Money-saving tip number 43: If you're at home on a Saturday night with nothing to do and no plukes/plooks to squeeze, don't worry, there's a cheap thrill available. Go to the medicine cabinet and grab a handful of those rubbery fish-oil capsules. Put one in your mouth and burst it between your teeth. Oh the sensation as the oil explodes in all directions! It's the oral equivalent of bursting bubble wrap between your fingers. Internal fireworks. AND you get the evocative aftertaste of the cod liver oil, to take you back to your childhood.



Useful links:

Retention Deficit Disorder

Narcissistic Personality Disorder

Tuesday, December 2

one thing that gets better with age

I heard someone on the radio explaining about the development of different areas of the brain during a lifetime. Apparently from puberty to age 25 or so, humans lack the areas involved in reflecting, empathising, and projecting backward and forward in time. If you know any people of that age, you’ll know it’s true.

Conversely, these are the very brain areas that can blossom late in life, if they are used and developed.

The late flowering of the ability to project forward in time might explain why effective politicians are not generally young. So it might not be just that the spoilsport oldies hog the top positions to keep the brilliant youngsters from changing things.

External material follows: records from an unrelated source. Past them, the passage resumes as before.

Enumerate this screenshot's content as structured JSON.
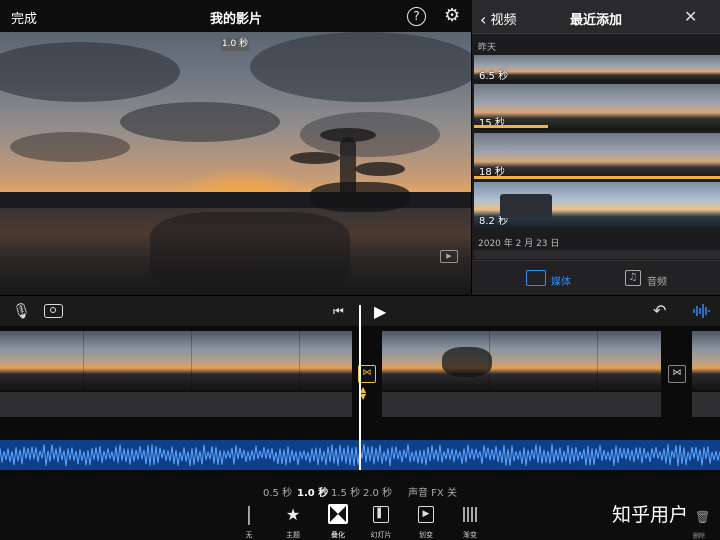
{
  "header": {
    "done_label": "完成",
    "title": "我的影片",
    "help_icon": "question-icon",
    "settings_icon": "gear-icon"
  },
  "viewer": {
    "duration_badge": "1.0 秒"
  },
  "media_panel": {
    "back_label": "视频",
    "title": "最近添加",
    "close_icon": "close-icon",
    "section_yesterday": "昨天",
    "clips": [
      {
        "label": "6.5 秒"
      },
      {
        "label": "15 秒"
      },
      {
        "label": "18 秒"
      },
      {
        "label": "8.2 秒"
      }
    ],
    "section_date": "2020 年 2 月 23 日",
    "tabs": [
      {
        "label": "媒体",
        "active": true
      },
      {
        "label": "音频",
        "active": false
      }
    ]
  },
  "timeline_toolbar": {
    "mic_icon": "microphone-icon",
    "camera_icon": "camera-icon",
    "skip_icon": "skip-back-icon",
    "play_icon": "play-icon",
    "undo_icon": "undo-icon",
    "wave_icon": "audio-wave-icon"
  },
  "transition_options": {
    "durations": [
      "0.5 秒",
      "1.0 秒",
      "1.5 秒",
      "2.0 秒"
    ],
    "selected_duration": "1.0 秒",
    "sound_fx": "声音 FX 关",
    "tools": [
      {
        "label": "无",
        "icon": "none-transition-icon"
      },
      {
        "label": "主题",
        "icon": "star-icon"
      },
      {
        "label": "叠化",
        "icon": "dissolve-icon"
      },
      {
        "label": "幻灯片",
        "icon": "slide-icon"
      },
      {
        "label": "划变",
        "icon": "wipe-icon"
      },
      {
        "label": "渐变",
        "icon": "fade-icon"
      }
    ]
  },
  "delete_label": "删除",
  "watermark": "知乎用户",
  "colors": {
    "accent_blue": "#2f8cff",
    "transition_yellow": "#f0c23a",
    "audio_track": "#0f3f88"
  }
}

Similarly, the ability to project backward in time explains why so many people, when they reach about 55, want to write their life story. Maybe I should blog my own memoirs, though I would need a separate blog for describing some of the more depraved thoughts and deeds.

I’m not interested in wielding political or professional power, but it might still be wise to develop the part of my brain involved in foresight and the future. If only I could mentally project some future depravity, that would balance the past. I could ask a meditator how to do visualisation.